Очень им нужно, чтоб было за что. Захотелось — и все тут.
Мурло снова подзывает к себе. Что он, без конца так будет?
Наконец тот, второй, не выдержал, что-то быстро и горячо заговорил, обращаясь к своему напарнику. Мурло не хочет его слушать, хватает меня за плечи и опять толкает к забору. Я немного понял из их спора.
— …гер-гер-гер… кляйн… гер-гер… кнабе…[9]
— …гер-гер-гер… алле… гер-гер… швайне… гунде…[10]
Но больше, чем из слов, понятно по глазам, по лицам, по взмахам рук: они спорят, убивать меня или нет. Мурло, видно, не перекричишь. Он стоит на своем. Значит, мне крышка.
Нет, второй хватает его за руку с пистолетом. И снова:
— Ком!
На этот раз за ворот меня берет тощий. От сильного толчка коленом пониже спины я ласточкой лечу в блиндаж…
Верно, оттого что при полете треснулся лбом о бревно, раскалывается на части, как старый глиняный жбан, голова. Верно, оттого что долго простоял на холоде, меня колотит дрожь.
Может, я испугался? Нет, могу и улыбнуться. Только улыбка какая-то кривая.
Следом за мной спускается в блиндаж бабушка.
— Хоть и немец, а человек, говорит она про чернявого. — Тот бы застрелил.
39. ИДУ ДОБРОВОЛЬЦЕМ
Наши пришли незаметно. Утром я вылез посмотреть, что делается на белом свете, и удивился: вокруг глубокая, тяжелая, дымная тишина. Кое-где дымятся еще головешки на пожарищах, воздух горек от запахов золы, от синеватой едкой дымки. Белая, одетая снегом земля — в черных язвах воронок. Сгорела хата деда Мирона, сгорели и многие другие, часть дворов немцы разобрали на блиндажи. Улица словно щербатая: один двор уцелел, на месте пяти — торчат трубы. Нашему повезло. Только задней стены в сенях нет — странно видеть с огорода дверь на кухню, обитую соломенными матами.

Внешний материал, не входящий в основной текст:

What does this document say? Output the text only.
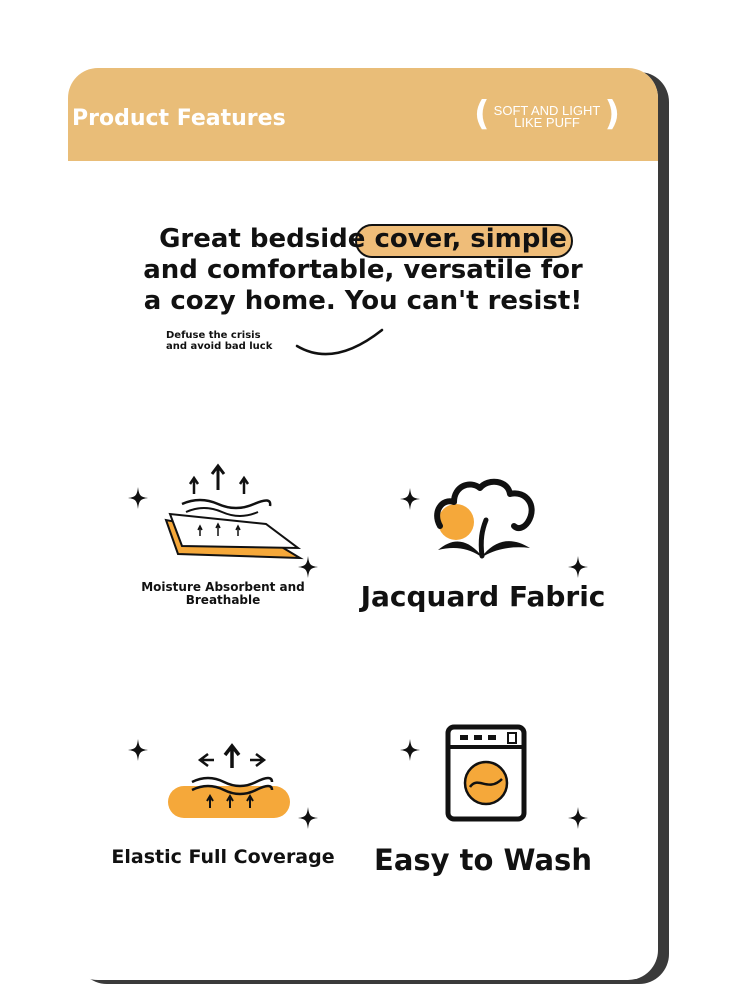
Product Features	( SOFT AND LIGHT
LIKE PUFF )
Great bedside cover, simple
and comfortable, versatile for
a cozy home. You can't resist!
Defuse the crisis
and avoid bad luck
Moisture Absorbent and
Breathable	Jacquard Fabric
Elastic Full Coverage	Easy to Wash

Бегут огородами люди, возвращаются к своим домам. Вон Малахи пошли, вон еще кто-то — далеко, не узнать. Кто радуется, кто плачет — в зависимости от того, что осталось от двора.
— Нет немцев, прогнали! — крикнул я в блиндаж и, не мешкая больше, побежал на шоссе. Там идут войска, поглядеть нужно. За мной увязался Глыжка, плачет, просит обождать. Вот напасть на мою голову! Без него, как без соли.
Пришли еще ребята. Стоим и смотрим, делимся впечатлениями.
— Ух ты! Вот это машина! Да не туда глядишь — вона, под брезентом.
— Может, «катюша» та самая?
— А то что же? Известно, она.
— Гранаты, смотри, гранаты какие. Ребристые.
— Это чтоб ловчее кидать…
— Много ты знаешь! Чтоб осколков больше было.
Но сильнее всего нас поразил мальчишка в ладном полушубке, в шапке со звездочкой и даже… с карабином.
— И таких разве берут?
— Доброволец это.
Он ехал в кузове грузовика и смотрел на нас так, как и подобает смотреть бойцу, которому люди обязаны своим освобождением.
Я иду домой, а перед глазами все тот мальчишка, и такая обида меня берет: чем я хуже его?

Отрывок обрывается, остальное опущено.